Da luglio ad oggi sono state scoperte e sequestrate 20 piantagioni, interi fondi agricoli votati alla marijuana, che cresceva rigogliosa all’ombra di vigneti o uliveti: la malavita alza il tiro e punta al banco, ovvero all’intera filiera dello stupefacente, dalla produzione alla vendita, passando per essiccazione e confezionamento. Nella Valle dell’Ofanto, ad esempio, sono state sequestrate due maxi-piantagioni per 10 quintali di foglie, nel complesso. Nel primo caso, dagli arbusti estirpati sarebbe stato possibile ricavare 70.000 dosi per un valore commerciale oscillante tra i 300 e i 350 mila euro, mentre nel secondo caso, dalle 1600 piante di cannabis indica sequestrate - data la concentrazione di principio attivo - le tabelle ministeriali indicano il ricavo potenziale di 3 milioni di dosi medie singole, per un profitto a sei zeri. Sempre nel cerignolano, a settembre, scoperte e distrutte cinque tonnellate in foglie di cannabis sativa che avrebbero originato 500mila dosi medie di marijuana da immettere sul mercato dello spaccio foggiano per un guadagno da 1 milione e mezzo di euro. Ad Ordona, invece, come caso eclatante, ci sono voluti tre giorni di lavoro per estirpare e distruggere gli oltre 180mila arbusti di cannabis indica scoperti nei pressi di una cava dismessa.
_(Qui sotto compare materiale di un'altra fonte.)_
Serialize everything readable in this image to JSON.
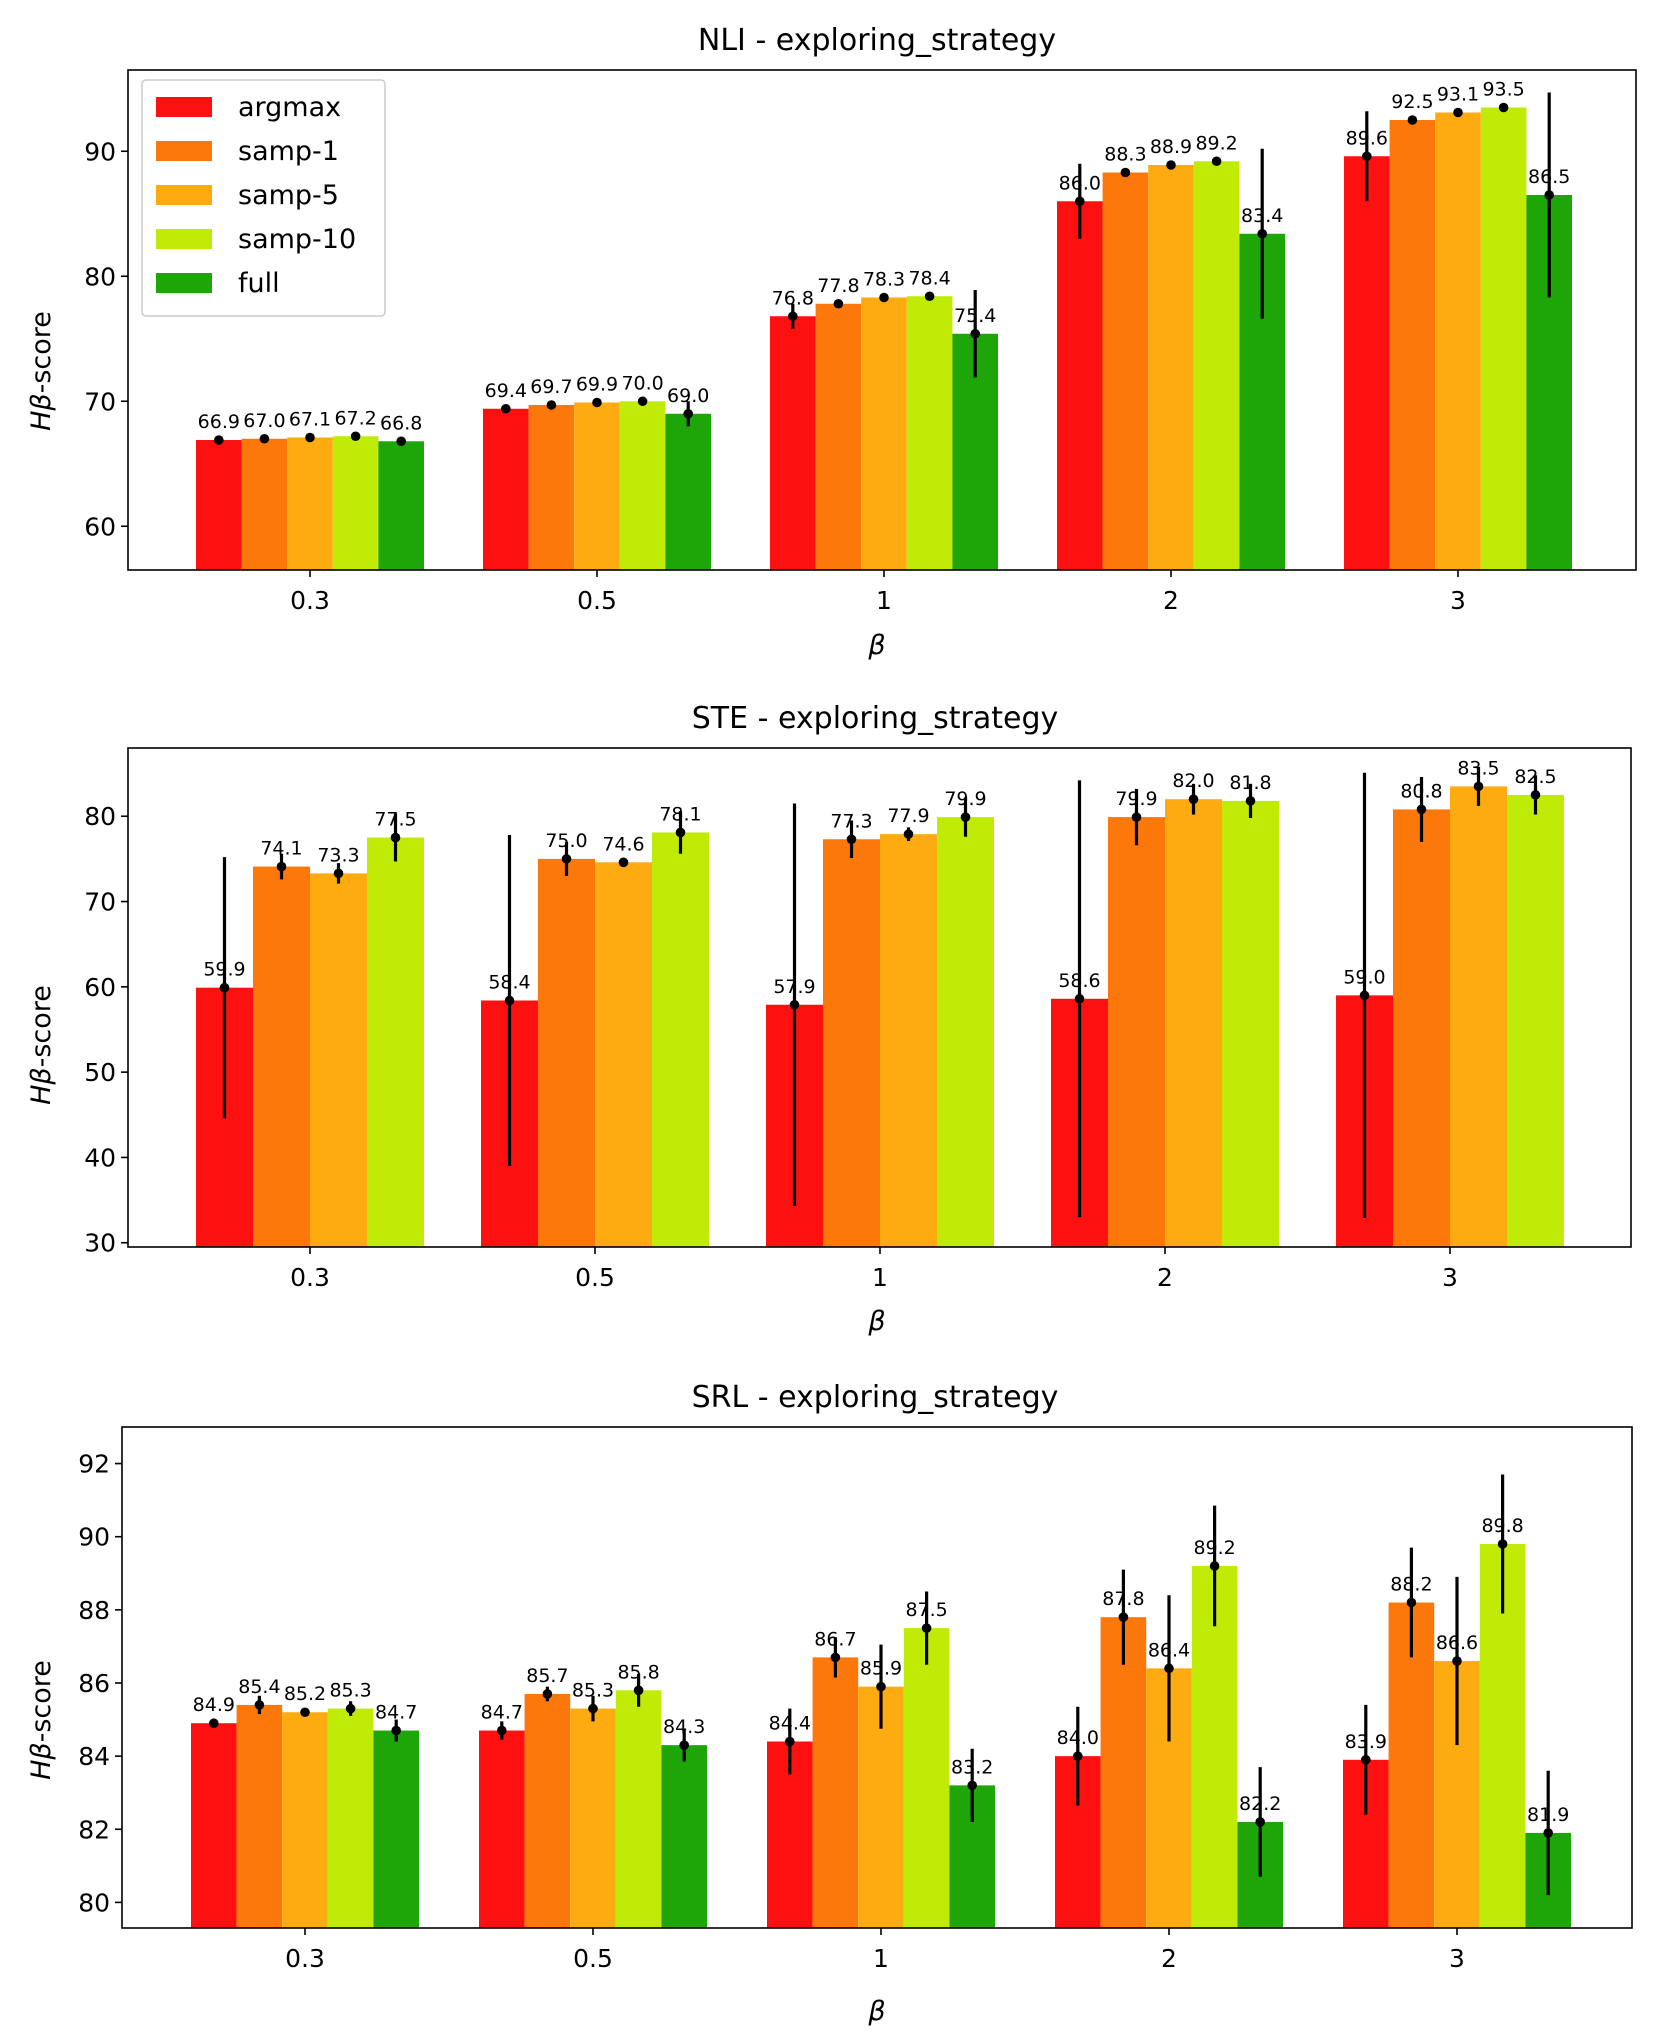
{
  "chart_data": [
    {
      "type": "bar",
      "title": "NLI - exploring_strategy",
      "xlabel": "β",
      "ylabel_italic": "Hβ",
      "ylabel_rest": "-score",
      "categories": [
        "0.3",
        "0.5",
        "1",
        "2",
        "3"
      ],
      "ylim": [
        56.5,
        96.5
      ],
      "yticks": [
        60,
        70,
        80,
        90
      ],
      "legend": "top-left",
      "series": [
        {
          "name": "argmax",
          "color": "#fc1010",
          "values": [
            66.9,
            69.4,
            76.8,
            86.0,
            89.6
          ],
          "labels": [
            "66.9",
            "69.4",
            "76.8",
            "86.0",
            "89.6"
          ],
          "errors": [
            0.2,
            0.3,
            1.0,
            3.0,
            3.6
          ]
        },
        {
          "name": "samp-1",
          "color": "#fc780b",
          "values": [
            67.0,
            69.7,
            77.8,
            88.3,
            92.5
          ],
          "labels": [
            "67.0",
            "69.7",
            "77.8",
            "88.3",
            "92.5"
          ],
          "errors": [
            0.2,
            0.2,
            0.2,
            0.2,
            0.3
          ]
        },
        {
          "name": "samp-5",
          "color": "#fdab10",
          "values": [
            67.1,
            69.9,
            78.3,
            88.9,
            93.1
          ],
          "labels": [
            "67.1",
            "69.9",
            "78.3",
            "88.9",
            "93.1"
          ],
          "errors": [
            0.2,
            0.2,
            0.2,
            0.2,
            0.2
          ]
        },
        {
          "name": "samp-10",
          "color": "#c0eb06",
          "values": [
            67.2,
            70.0,
            78.4,
            89.2,
            93.5
          ],
          "labels": [
            "67.2",
            "70.0",
            "78.4",
            "89.2",
            "93.5"
          ],
          "errors": [
            0.2,
            0.2,
            0.2,
            0.2,
            0.2
          ]
        },
        {
          "name": "full",
          "color": "#1ea608",
          "values": [
            66.8,
            69.0,
            75.4,
            83.4,
            86.5
          ],
          "labels": [
            "66.8",
            "69.0",
            "75.4",
            "83.4",
            "86.5"
          ],
          "errors": [
            0.3,
            1.0,
            3.5,
            6.8,
            8.2
          ]
        }
      ]
    },
    {
      "type": "bar",
      "title": "STE - exploring_strategy",
      "xlabel": "β",
      "ylabel_italic": "Hβ",
      "ylabel_rest": "-score",
      "categories": [
        "0.3",
        "0.5",
        "1",
        "2",
        "3"
      ],
      "ylim": [
        29.5,
        88
      ],
      "yticks": [
        30,
        40,
        50,
        60,
        70,
        80
      ],
      "series": [
        {
          "name": "argmax",
          "color": "#fc1010",
          "values": [
            59.9,
            58.4,
            57.9,
            58.6,
            59.0
          ],
          "labels": [
            "59.9",
            "58.4",
            "57.9",
            "58.6",
            "59.0"
          ],
          "errors": [
            15.3,
            19.4,
            23.6,
            25.6,
            26.1
          ]
        },
        {
          "name": "samp-1",
          "color": "#fc780b",
          "values": [
            74.1,
            75.0,
            77.3,
            79.9,
            80.8
          ],
          "labels": [
            "74.1",
            "75.0",
            "77.3",
            "79.9",
            "80.8"
          ],
          "errors": [
            1.5,
            2.0,
            2.2,
            3.3,
            3.8
          ]
        },
        {
          "name": "samp-5",
          "color": "#fdab10",
          "values": [
            73.3,
            74.6,
            77.9,
            82.0,
            83.5
          ],
          "labels": [
            "73.3",
            "74.6",
            "77.9",
            "82.0",
            "83.5"
          ],
          "errors": [
            1.2,
            0.5,
            0.8,
            1.8,
            2.3
          ]
        },
        {
          "name": "samp-10",
          "color": "#c0eb06",
          "values": [
            77.5,
            78.1,
            79.9,
            81.8,
            82.5
          ],
          "labels": [
            "77.5",
            "78.1",
            "79.9",
            "81.8",
            "82.5"
          ],
          "errors": [
            2.8,
            2.5,
            2.3,
            2.0,
            2.3
          ]
        }
      ]
    },
    {
      "type": "bar",
      "title": "SRL - exploring_strategy",
      "xlabel": "β",
      "ylabel_italic": "Hβ",
      "ylabel_rest": "-score",
      "categories": [
        "0.3",
        "0.5",
        "1",
        "2",
        "3"
      ],
      "ylim": [
        79.3,
        93.0
      ],
      "yticks": [
        80,
        82,
        84,
        86,
        88,
        90,
        92
      ],
      "series": [
        {
          "name": "argmax",
          "color": "#fc1010",
          "values": [
            84.9,
            84.7,
            84.4,
            84.0,
            83.9
          ],
          "labels": [
            "84.9",
            "84.7",
            "84.4",
            "84.0",
            "83.9"
          ],
          "errors": [
            0.1,
            0.25,
            0.9,
            1.35,
            1.5
          ]
        },
        {
          "name": "samp-1",
          "color": "#fc780b",
          "values": [
            85.4,
            85.7,
            86.7,
            87.8,
            88.2
          ],
          "labels": [
            "85.4",
            "85.7",
            "86.7",
            "87.8",
            "88.2"
          ],
          "errors": [
            0.25,
            0.2,
            0.55,
            1.3,
            1.5
          ]
        },
        {
          "name": "samp-5",
          "color": "#fdab10",
          "values": [
            85.2,
            85.3,
            85.9,
            86.4,
            86.6
          ],
          "labels": [
            "85.2",
            "85.3",
            "85.9",
            "86.4",
            "86.6"
          ],
          "errors": [
            0.08,
            0.35,
            1.15,
            2.0,
            2.3
          ]
        },
        {
          "name": "samp-10",
          "color": "#c0eb06",
          "values": [
            85.3,
            85.8,
            87.5,
            89.2,
            89.8
          ],
          "labels": [
            "85.3",
            "85.8",
            "87.5",
            "89.2",
            "89.8"
          ],
          "errors": [
            0.2,
            0.45,
            1.0,
            1.65,
            1.9
          ]
        },
        {
          "name": "full",
          "color": "#1ea608",
          "values": [
            84.7,
            84.3,
            83.2,
            82.2,
            81.9
          ],
          "labels": [
            "84.7",
            "84.3",
            "83.2",
            "82.2",
            "81.9"
          ],
          "errors": [
            0.3,
            0.45,
            1.0,
            1.5,
            1.7
          ]
        }
      ]
    }
  ]
}
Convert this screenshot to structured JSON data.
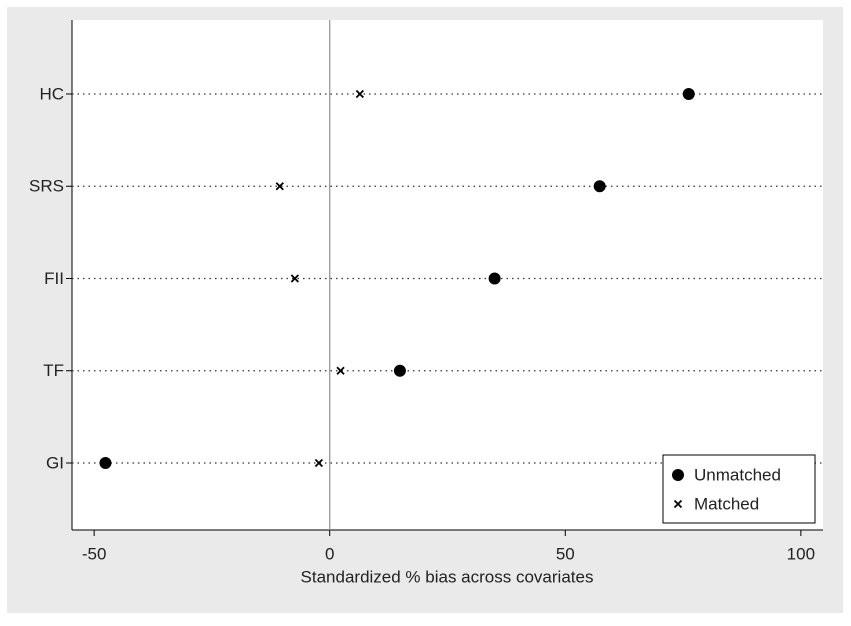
{
  "chart_data": {
    "type": "dot",
    "x_label": "Standardized % bias across covariates",
    "categories": [
      "HC",
      "SRS",
      "FII",
      "TF",
      "GI"
    ],
    "series": [
      {
        "name": "Unmatched",
        "color": "#000000",
        "marker": "circle",
        "values": [
          76.2,
          57.3,
          35.0,
          14.9,
          -47.6
        ]
      },
      {
        "name": "Matched",
        "color": "#000000",
        "marker": "x",
        "values": [
          6.4,
          -10.6,
          -7.4,
          2.3,
          -2.3
        ]
      }
    ],
    "xlim": [
      -54.7,
      104.7
    ],
    "xticks": [
      -50,
      0,
      50,
      100
    ],
    "xline": 0,
    "grid": true,
    "legend": "bottom-right"
  }
}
Gli accertamenti dei tecnici del LASS - Laboratorio Analisi Sostanze Stupefacenti dei carabinieri hanno permesso di stabilire che da quanto sequestrato sarebbe stato possibile ricavare 356 kg di principio attivo puro, da cui ottenere circa 14 milioni di dosi medie singole, per un valore commerciale stimato di decine di milioni di euro. Anche il Gargano non è immune a tutto ciò e oltre a qualche sparuta piantagione, a fine ottobre è stato scoperto e smantellato un vero e proprio laboratorio per la lavorazione dello stupefacente, in agro di San Nicandro Garganico.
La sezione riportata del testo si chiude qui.